Die Proteste gegen den G20-Gipfel in Seoul

Bitte nicht lächeln!

Beim G20-Gipfel inszenierte sich Südkorea für die Weltöffentlichkeit als Land der Harmonie. Doch nicht alle Bürger zeigten sich lächelnd vor den Kameras aus aller Welt. Bereits vor dem Gipfel protestierten Gewerkschaften, Studenten und oppositionelle Gruppen gegen die internationale Wirtschaftsordnung, aber auch gegen die nationalistische Kampagne der Regierung.
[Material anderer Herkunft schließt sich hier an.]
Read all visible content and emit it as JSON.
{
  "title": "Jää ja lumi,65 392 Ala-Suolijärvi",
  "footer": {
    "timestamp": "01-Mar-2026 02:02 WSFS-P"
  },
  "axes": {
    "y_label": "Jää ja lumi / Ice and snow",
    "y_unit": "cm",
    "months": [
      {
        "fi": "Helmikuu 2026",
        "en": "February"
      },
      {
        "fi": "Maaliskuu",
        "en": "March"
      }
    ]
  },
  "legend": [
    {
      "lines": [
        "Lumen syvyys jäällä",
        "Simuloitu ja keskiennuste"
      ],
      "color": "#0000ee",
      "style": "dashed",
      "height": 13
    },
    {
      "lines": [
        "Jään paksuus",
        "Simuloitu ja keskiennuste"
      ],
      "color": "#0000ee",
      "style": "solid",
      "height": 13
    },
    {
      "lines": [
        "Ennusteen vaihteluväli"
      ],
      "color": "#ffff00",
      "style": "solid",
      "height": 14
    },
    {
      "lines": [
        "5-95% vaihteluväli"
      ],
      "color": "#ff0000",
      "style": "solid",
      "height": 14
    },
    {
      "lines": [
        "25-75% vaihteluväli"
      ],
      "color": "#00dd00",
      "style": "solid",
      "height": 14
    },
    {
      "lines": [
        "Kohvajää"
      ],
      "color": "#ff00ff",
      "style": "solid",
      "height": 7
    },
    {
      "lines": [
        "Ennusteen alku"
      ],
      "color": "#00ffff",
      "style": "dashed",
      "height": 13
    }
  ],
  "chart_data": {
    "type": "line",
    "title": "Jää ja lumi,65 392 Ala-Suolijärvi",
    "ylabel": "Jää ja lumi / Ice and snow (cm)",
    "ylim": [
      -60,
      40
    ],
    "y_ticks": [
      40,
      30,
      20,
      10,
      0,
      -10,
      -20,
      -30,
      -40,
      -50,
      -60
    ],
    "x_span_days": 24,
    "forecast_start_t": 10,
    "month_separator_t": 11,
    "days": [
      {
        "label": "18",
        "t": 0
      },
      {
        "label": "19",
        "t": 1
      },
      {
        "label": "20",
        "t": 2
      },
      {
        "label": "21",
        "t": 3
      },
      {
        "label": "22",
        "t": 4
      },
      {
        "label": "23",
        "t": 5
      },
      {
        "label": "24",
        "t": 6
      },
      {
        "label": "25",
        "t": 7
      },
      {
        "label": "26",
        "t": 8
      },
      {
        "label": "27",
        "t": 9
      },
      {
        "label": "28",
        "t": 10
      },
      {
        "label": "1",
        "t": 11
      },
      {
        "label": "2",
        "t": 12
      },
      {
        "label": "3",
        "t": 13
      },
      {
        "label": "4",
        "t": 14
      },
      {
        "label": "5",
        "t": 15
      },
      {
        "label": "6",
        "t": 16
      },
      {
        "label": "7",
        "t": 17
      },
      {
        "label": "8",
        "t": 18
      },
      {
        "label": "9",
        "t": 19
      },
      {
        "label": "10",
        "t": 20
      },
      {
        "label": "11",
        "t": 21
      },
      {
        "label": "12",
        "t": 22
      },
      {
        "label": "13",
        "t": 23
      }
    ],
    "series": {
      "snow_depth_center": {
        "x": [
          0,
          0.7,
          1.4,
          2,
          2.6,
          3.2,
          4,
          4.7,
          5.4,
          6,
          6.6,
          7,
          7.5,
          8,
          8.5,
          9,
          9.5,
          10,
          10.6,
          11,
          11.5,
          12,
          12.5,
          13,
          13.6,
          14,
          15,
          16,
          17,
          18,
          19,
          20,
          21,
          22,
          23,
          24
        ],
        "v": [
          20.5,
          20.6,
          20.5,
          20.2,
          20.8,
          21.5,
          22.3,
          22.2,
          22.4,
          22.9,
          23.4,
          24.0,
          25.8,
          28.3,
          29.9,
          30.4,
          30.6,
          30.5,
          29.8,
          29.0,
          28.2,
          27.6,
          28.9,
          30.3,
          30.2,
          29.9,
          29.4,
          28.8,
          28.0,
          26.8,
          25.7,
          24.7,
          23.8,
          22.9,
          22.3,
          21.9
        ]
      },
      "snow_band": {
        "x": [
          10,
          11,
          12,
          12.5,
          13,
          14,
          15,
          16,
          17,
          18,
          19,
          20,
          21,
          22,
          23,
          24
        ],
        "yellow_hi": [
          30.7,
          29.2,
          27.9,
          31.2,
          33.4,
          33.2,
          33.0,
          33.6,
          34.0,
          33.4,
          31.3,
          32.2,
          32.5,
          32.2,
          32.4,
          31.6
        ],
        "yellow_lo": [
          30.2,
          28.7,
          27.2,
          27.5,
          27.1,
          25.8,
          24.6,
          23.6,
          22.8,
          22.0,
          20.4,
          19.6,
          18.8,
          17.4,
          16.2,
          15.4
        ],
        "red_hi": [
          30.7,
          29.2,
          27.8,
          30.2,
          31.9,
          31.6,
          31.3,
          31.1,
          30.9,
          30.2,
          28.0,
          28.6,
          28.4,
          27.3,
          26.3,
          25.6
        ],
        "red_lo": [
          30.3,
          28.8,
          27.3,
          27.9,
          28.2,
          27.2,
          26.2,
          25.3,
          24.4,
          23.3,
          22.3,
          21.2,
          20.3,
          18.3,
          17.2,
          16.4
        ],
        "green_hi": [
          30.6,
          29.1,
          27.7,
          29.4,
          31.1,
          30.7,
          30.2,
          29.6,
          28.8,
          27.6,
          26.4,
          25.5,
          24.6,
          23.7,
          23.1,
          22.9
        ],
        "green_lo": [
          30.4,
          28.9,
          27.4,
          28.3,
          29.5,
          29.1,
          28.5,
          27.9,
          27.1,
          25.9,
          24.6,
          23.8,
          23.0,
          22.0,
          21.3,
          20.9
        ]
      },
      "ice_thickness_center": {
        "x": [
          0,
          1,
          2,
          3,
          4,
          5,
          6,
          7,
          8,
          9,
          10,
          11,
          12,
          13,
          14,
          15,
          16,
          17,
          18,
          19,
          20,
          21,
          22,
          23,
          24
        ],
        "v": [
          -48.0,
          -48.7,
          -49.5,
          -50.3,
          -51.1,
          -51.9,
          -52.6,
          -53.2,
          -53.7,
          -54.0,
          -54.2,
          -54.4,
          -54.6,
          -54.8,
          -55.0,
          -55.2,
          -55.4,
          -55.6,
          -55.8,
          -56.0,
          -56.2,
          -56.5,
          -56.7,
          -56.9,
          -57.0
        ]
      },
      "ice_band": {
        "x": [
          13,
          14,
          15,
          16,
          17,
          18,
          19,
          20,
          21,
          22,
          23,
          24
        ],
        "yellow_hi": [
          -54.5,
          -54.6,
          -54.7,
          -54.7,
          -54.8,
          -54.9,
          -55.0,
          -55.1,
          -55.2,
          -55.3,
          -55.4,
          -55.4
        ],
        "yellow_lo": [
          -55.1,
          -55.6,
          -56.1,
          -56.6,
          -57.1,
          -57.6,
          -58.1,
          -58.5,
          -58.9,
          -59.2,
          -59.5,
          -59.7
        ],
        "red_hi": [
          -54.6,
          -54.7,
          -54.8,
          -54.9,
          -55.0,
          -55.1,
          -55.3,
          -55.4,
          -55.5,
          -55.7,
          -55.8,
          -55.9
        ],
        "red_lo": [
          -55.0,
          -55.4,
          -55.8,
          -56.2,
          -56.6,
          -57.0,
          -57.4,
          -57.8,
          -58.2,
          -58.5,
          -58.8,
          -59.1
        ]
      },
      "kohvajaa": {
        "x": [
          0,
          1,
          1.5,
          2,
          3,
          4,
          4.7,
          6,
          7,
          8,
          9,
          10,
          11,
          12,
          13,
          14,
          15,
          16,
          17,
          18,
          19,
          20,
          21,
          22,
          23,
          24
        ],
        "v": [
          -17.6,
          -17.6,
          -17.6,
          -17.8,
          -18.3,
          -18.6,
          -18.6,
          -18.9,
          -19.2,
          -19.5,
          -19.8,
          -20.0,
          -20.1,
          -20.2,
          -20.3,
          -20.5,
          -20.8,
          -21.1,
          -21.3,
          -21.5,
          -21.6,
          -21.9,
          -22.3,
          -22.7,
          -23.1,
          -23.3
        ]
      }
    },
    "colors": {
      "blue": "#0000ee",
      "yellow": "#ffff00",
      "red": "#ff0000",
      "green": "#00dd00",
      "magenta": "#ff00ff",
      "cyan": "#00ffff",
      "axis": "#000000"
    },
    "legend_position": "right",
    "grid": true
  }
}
Schon von weitem wirkt die erste Demonstration gegen den G20-Gipfel am 7. November beeindruckend. Eine Unmenge von Fahnen ist aus der Entfernung gut zu sehen, der Wind trägt die rhythmisch vorgetragenen Sprechchöre zu einem herüber. Um zur Seoul Plaza im Zentrum der Stadt zu kommen, müssen massive Polizeikräfte passiert werden. Viele der Polizisten wirken weder glücklich noch motiviert, hier zu stehen. Daran ändert auch die martialische Ausrüstung nichts.
Aber in der Masse kann man den Eindruck gewinnen, dass man sich hier auf ein Bürgerkriegsszenario vorbereitet hat. Die Passanten nehmen das Ganze eher gelassen, auch wenn die Gesamtzahl von 50 000 eingesetzten Polizisten ein neuer Rekord sein dürfte.
Sobald man die Plaza erreicht hat, wird man von einer Vielzahl von Arbeiter-Interessengruppen, Ständen mit Literatur (Marx und Mao sind hier gut vertreten) und Essensverkäufern umringt. Nachdem man dann noch einen Schrein für die »Märtyrer der Bewegung« mit Fotos der getöteten Oppositionellen der vergangenen Jahrzehnte passiert hat, erreicht man endlich die große Bühne. Von dort aus wird die gesamte Protestveranstaltung choreografiert. Neben Reden, die von Führungsmitgliedern der einzelnen Gewerkschaften gehalten werden, werden Theaterstücke aufgeführt, die die mehr als 30 000 Demonstranten zum Kampf gegen den Kapitalismus motivieren sollen. Diese Performances erinnern stark an die Lehrstücke aus der Zeit der chinesischen Kulturrevolution, doch scheinen sie noch immer gut anzukommen.
Von der Bühne aus kann man den steten Zustrom von Aktivisten gut beobachten. Jede Fabrikbelegschaft und jede Gewerkschaftsgruppe trägt jeweils eigene Banner, farbige Stirnbänder und uniformartige Kleidung. Nur die Studenten und einige andere fallen aufgrund ihrer normalen Straßenkleidung aus dem Rahmen. Die Arbeiter sind in festen Blöcken gegliedert und stehen in Reih und Glied, recken regelmäßig die Fäuste und rufen gemeinsam »Stop FTA!« oder »Nieder mit G20!« Die Atmosphäre changiert zwischen orthodox kommunistischer Parteiveranstaltung und ausgelassenem Happening eines Kulturfestes.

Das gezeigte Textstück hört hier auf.